I wasn't there to see its numbers of dials-ins dwindle, its board
messages go unreplied to, and its community wither away. Keith, the old ham radio operator, must have sat in his basement, trying to decide
when he'd pull the plug. Was one single user a day enough to keep the
BBS alive? Two? Ten? When did he take the dog out back
and put it out of its misery? I'm reminded of Clive Thompson piece from a
few years ago detailing the end of massively multiplayer online game, Asheron's Call 2. "At one point, a non-player character assigned me a quest of
killing all the burrowing beasts in a nearby canyon, to save her town," Thompson wrote.
"I'm like, save the town? Lady, the whole damn world is about to end!"

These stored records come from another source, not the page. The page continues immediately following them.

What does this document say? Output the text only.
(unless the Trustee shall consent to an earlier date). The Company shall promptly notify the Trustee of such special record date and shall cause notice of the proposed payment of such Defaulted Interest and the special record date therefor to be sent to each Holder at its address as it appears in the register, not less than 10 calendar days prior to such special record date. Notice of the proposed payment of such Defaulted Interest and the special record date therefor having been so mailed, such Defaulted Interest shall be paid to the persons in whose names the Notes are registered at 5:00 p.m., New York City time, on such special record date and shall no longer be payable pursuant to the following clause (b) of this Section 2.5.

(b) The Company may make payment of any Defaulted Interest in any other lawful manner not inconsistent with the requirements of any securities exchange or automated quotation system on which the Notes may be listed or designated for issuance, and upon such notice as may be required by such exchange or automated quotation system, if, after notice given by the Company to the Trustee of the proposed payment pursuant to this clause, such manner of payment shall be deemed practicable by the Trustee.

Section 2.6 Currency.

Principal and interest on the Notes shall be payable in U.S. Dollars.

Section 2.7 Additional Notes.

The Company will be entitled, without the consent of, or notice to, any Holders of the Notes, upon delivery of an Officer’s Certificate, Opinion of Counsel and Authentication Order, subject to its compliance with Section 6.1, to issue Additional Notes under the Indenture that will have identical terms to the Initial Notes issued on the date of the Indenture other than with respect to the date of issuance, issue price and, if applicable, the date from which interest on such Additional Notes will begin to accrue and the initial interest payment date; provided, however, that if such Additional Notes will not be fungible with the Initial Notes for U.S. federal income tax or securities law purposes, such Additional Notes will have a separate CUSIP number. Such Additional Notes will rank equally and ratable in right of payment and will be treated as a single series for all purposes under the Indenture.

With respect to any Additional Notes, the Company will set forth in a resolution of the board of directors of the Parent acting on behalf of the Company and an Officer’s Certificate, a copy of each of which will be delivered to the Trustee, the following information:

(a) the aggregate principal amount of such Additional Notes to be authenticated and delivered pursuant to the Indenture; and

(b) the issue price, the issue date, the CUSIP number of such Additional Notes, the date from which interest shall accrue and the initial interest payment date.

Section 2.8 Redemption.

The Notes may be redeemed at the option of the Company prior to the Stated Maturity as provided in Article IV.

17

While people from AC2 saved screenshots and probably posted them to
Flickr along with tributes and memorials, the ruins from my first
virtual town have been washed away, lost like all the other electronic
communities from the pre-Internet era.
Unindexed, they must wander the phone lines like ghosts, knocking
packets astray, crashing your browser just when your post was finished,
shutting down Tumblr. They are caught between the old,
tangible world of books and things, where legacy systems kept on keeping
records in that Dewey-Decimal, county-records way and the new Internet
indexed world where anything that is typed into a box can be found. They flowered
for a brief moment in the space between in real life and on the
Internet, offering hope they'd be united. Now, only
this tiny community of people know they existed. They are kept alive by
the weak force of casual remembrance, flickering into and out of
existence like Marty's parents in the Polaroid from Back to the Future.